Tomemos a Rote Fahne do ano de 1926 e encontraremos nela uma quantidade de artigos sobre o tema de que Trotsky, exigindo a ruptura com o Conselho Geral dos fura-greves, demonstrava, com isto mesmo, o seu... menchevismo! Já hoje o “menchevismo” consiste na reivindicação da frente única com as organizações de massas, isto é, em seguir a política que formularam, sob a direção de Lenin, os III e IV Congressos da IC contra todos os Thälmann, Thalheimer, Bela Kun, Frossard etc.

Todos esses ziguezagues dolorosos não teriam sido possíveis se, em todas as seções comunistas, não tivesse se formado uma camada de burocratas autônomos, isto é, independentes do partido. Eis a raiz do mal!

A força de um partido revolucionário consiste na independência da vanguarda, que verifica e seleciona os seus quadros e, tendo educado os seus dirigentes, os eleva gradualmente pela sua confiança. Isto cria um laço indissolúvel dos quadros com as massas, dos chefes com os quadros e transmite a toda a direção a confiança em si mesma. Nada disso existe nos partidos comunistas atuais! Os dirigentes são nomeados. Eles mesmos escolhem os seus auxiliares. A base é obrigada a aceitar os dirigentes nomeados, em torno dos quais se cria uma atmosfera artificial de publicidade. Os quadros dependem da cúpula, não da base. Procuram as fontes de sua influência, assim como as de sua existência, em grande medida fora das massas. Não tiram as suas palavras de ordem políticas da experiência da luta, mas as recebem pelo telégrafo. Durante esse tempo, no arquivo de Stalin se acumulam, para os casos de necessidade, documentos acusadores. Cada dirigente sabe que se pode fazê-lo voar como uma penugem a qualquer momento.

Assim se forma na Internacional Comunista uma camada burocrática fechada que é um campo de cultura, no qual se nutre o bacilo do centrismo. Muito estável e resistente organizativamente, porque se apoia na burocracia do Estado soviético, o centrismo de Thälmann, Remmele & Cia. se distingue pela extraordinária instabilidade no domínio político. Privado da segurança que só se adquire pela ligação orgânica com as massas, o CC infalível é capaz dos mais monstruosos ziguezagues. Quanto menos preparado para a luta ideológica séria, tanto mais generoso em injúrias, insinuações, calúnias. A imagem de Stalin “brutal e desleal”, segundo a definição de Lenin, é a própria personificação desta camada.

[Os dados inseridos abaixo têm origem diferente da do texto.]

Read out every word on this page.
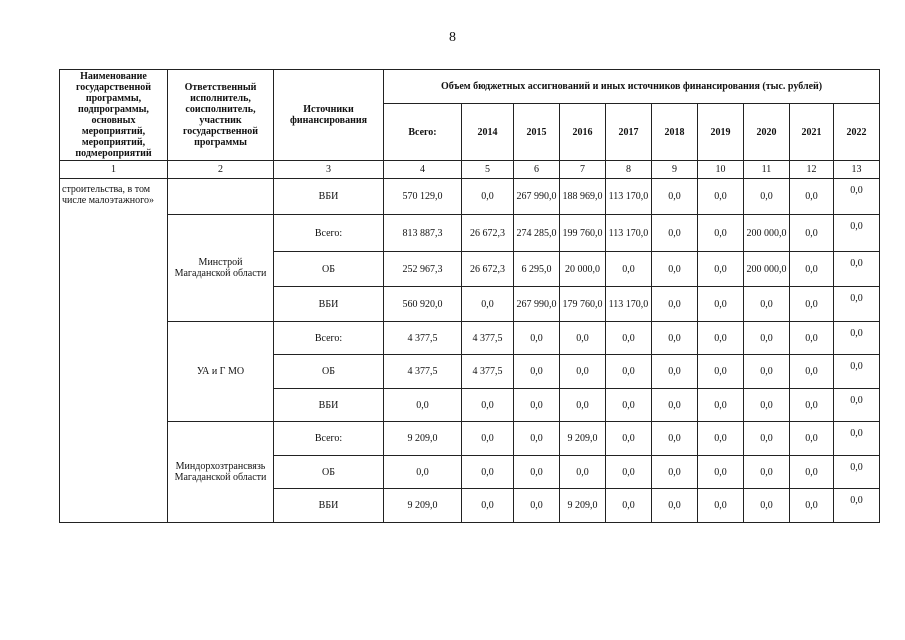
8
Наименование государственной программы, подпрограммы, основных мероприятий, мероприятий, подмероприятий	Ответственный исполнитель, соисполнитель, участник государственной программы	Источники финансирования	Объем бюджетных ассигнований и иных источников финансирования (тыс. рублей)									
			Всего:	2014	2015	2016	2017	2018	2019	2020	2021	2022
1	2	3	4	5	6	7	8	9	10	11	12	13
строительства, в том числе малоэтажного»		ВБИ	570 129,0	0,0	267 990,0	188 969,0	113 170,0	0,0	0,0	0,0	0,0	0,0
	Минстрой Магаданской области	Всего:	813 887,3	26 672,3	274 285,0	199 760,0	113 170,0	0,0	0,0	200 000,0	0,0	0,0
		ОБ	252 967,3	26 672,3	6 295,0	20 000,0	0,0	0,0	0,0	200 000,0	0,0	0,0
		ВБИ	560 920,0	0,0	267 990,0	179 760,0	113 170,0	0,0	0,0	0,0	0,0	0,0
	УА и Г МО	Всего:	4 377,5	4 377,5	0,0	0,0	0,0	0,0	0,0	0,0	0,0	0,0
		ОБ	4 377,5	4 377,5	0,0	0,0	0,0	0,0	0,0	0,0	0,0	0,0
		ВБИ	0,0	0,0	0,0	0,0	0,0	0,0	0,0	0,0	0,0	0,0
	Миндорхозтрансвязь Магаданской области	Всего:	9 209,0	0,0	0,0	9 209,0	0,0	0,0	0,0	0,0	0,0	0,0
		ОБ	0,0	0,0	0,0	0,0	0,0	0,0	0,0	0,0	0,0	0,0
		ВБИ	9 209,0	0,0	0,0	9 209,0	0,0	0,0	0,0	0,0	0,0	0,0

A característica dada aqui ao centrismo burocrático determina as relações da Oposição de Esquerda com a burocracia stalinista: apoio total e ilimitado, na medida em que a burocracia defende as fronteiras da República Soviética e as bases da Revolução de Outubro; crítica aberta, na medida em que a burocracia torna difícil, pelos seus ziguezagues administrativos, a defesa da revolução e a construção socialista; oposição irreconciliável, na medida em que, pelo seu despotismo burocrático, ela desorganiza a luta do proletariado mundial.”

17 — Ver a análise detalhada desse capítulo oportunista da IC, que durou alguns anos, em nossos trabalhos: A Internacional Comunista depois de Lenin, A revolução permanente etc. (N. do A.)

 

 

“A ditadura do proletariado é a resposta à resistência das classes privilegiadas. A limitação da liberdade deriva do regime de guerra da revolução, isto é, das condições da guerra de classe. Deste ponto de vista, é perfeitamente evidente que a consolidação interior da República dos Sovietes, o seu desenvolvimento econômico, o enfraquecimento da resistência da burguesia, sobretudo os sucessos da “liquidação” da última classe capitalista, dos kulaks, deveriam trazer o florescimento da democracia no partido, nos sindicatos e nos sovietes.

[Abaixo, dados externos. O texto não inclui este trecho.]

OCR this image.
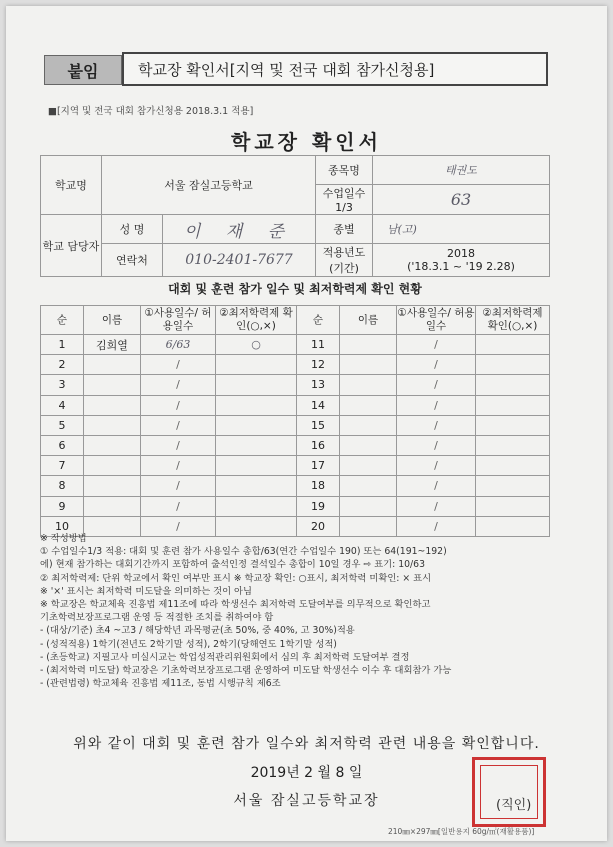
붙임	학교장 확인서[지역 및 전국 대회 참가신청용]
■[지역 및 전국 대회 참가신청용 2018.3.1 적용]
학교장 확인서
학교명	서울 잠실고등학교		종목명	태권도
			수업일수 1/3	63
학교 담당자	성 명	이 재 준	종별	남(고)
	연락처	010-2401-7677	적용년도 (기간)	2018
('18.3.1 ~ '19 2.28)
대회 및 훈련 참가 일수 및 최저학력제 확인 현황
순	이름	①사용일수/ 허용일수	②최저학력제 확인(○,×)	순	이름	①사용일수/ 허용일수	②최저학력제 확인(○,×)
1	김희열	6/63	○	11		/	
2		/		12		/	
3		/		13		/	
4		/		14		/	
5		/		15		/	
6		/		16		/	
7		/		17		/	
8		/		18		/	
9		/		19		/	
10		/		20		/	
※ 작성방법
① 수업일수1/3 적용: 대회 및 훈련 참가 사용일수 총합/63(연간 수업일수 190) 또는 64(191~192)
에) 현재 참가하는 대회기간까지 포함하여 출석인정 결석일수 총합이 10일 경우 ⇨ 표기: 10/63
② 최저학력제: 단위 학교에서 확인 여부만 표시 ※ 학교장 확인: ○표시, 최저학력 미확인: × 표시
※ '×' 표시는 최저학력 미도달을 의미하는 것이 아님
※ 학교장은 학교체육 진흥법 제11조에 따라 학생선수 최저학력 도달여부를 의무적으로 확인하고
기초학력보장프로그램 운영 등 적절한 조치를 취하여야 함
- (대상/기준) 초4 ~고3 / 해당학년 과목평균(초 50%, 중 40%, 고 30%)적용
- (성적적용) 1학기(전년도 2학기말 성적), 2학기(당해연도 1학기말 성적)
- (초등학교) 지필고사 미실시교는 학업성적관리위원회에서 심의 후 최저학력 도달여부 결정
- (최저학력 미도달) 학교장은 기초학력보장프로그램 운영하여 미도달 학생선수 이수 후 대회참가 가능
- (관련법령) 학교체육 진흥법 제11조, 동법 시행규칙 제6조
위와 같이 대회 및 훈련 참가 일수와 최저학력 관련 내용을 확인합니다.
2019년 2 월 8 일
서울 잠실고등학교장	(직인)
210㎜×297㎜[일반용지 60g/㎡(재활용품)]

Os stalinistas não se cansam de repetir que “já entramos no socialismo”, que a atual coletivização significa, por si mesma, a liquidação dos kulaks como classe e que o próximo plano quinquenal já deve encerrar este processo. Se é assim, por que esse mesmo processo acarreta a completa asfixia do partido, das organizações sindicais e dos sovietes pelo aparelho burocrático, o qual, por sua vez, adquiriu um caráter de bonapartismo plebiscitário? Por que, durante o período da fome e da guerra civil, o partido transbordava de vida e a ninguém ocorria a ideia de perguntar se se podia ou não criticar Lenin ou o CC todo, enquanto que agora a menor divergência com Stalin acarreta a exclusão do partido e represálias administrativas?

A ameaça de guerra por parte dos Estados capitalistas não pode, de modo algum, explicar e, menos ainda, justificar o crescimento da autocracia dos burocratas. Se na sociedade socialista nacional as classes são mais ou menos liquidadas, isto significaria o começo do definhamento do Estado. A sociedade socialista pode opor uma resistência vitoriosa ao inimigo exterior precisamente na qualidade de sociedade socialista, e não como Estado da ditadura proletária, ainda menos como Estado burocratizado.

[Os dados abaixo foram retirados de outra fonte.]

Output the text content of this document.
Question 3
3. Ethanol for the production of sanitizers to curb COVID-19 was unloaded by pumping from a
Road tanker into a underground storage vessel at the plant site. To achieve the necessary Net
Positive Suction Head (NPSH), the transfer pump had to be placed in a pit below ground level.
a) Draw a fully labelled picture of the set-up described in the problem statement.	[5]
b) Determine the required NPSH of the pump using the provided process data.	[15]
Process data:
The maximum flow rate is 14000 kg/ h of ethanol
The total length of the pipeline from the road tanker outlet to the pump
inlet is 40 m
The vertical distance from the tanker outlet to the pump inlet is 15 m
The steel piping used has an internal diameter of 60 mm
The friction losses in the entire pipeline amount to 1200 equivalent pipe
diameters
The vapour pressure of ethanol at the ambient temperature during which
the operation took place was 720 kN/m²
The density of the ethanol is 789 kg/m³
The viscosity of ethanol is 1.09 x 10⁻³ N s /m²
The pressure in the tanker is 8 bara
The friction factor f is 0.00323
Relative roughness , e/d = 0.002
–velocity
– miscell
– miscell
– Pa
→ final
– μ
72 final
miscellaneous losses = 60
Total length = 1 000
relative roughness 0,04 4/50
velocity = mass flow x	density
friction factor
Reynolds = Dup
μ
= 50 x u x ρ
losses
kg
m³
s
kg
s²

Não falamos do definhamento da ditadura: é cedo demais, ainda não “entramos no socialismo”. Falamos de outra coisa. Perguntamos: Como se explica a degeneração burocrática da ditadura? Qual é a fonte da gritante, monstruosa, aterradora contradição entre os sucessos da construção socialista e o regime da ditadura pessoal, que se apoia num aparelho impessoal, que segura pela garganta a classe dominante do país? Como explicar o fato de que a economia e a política se desenvolvem em direções diretamente opostas?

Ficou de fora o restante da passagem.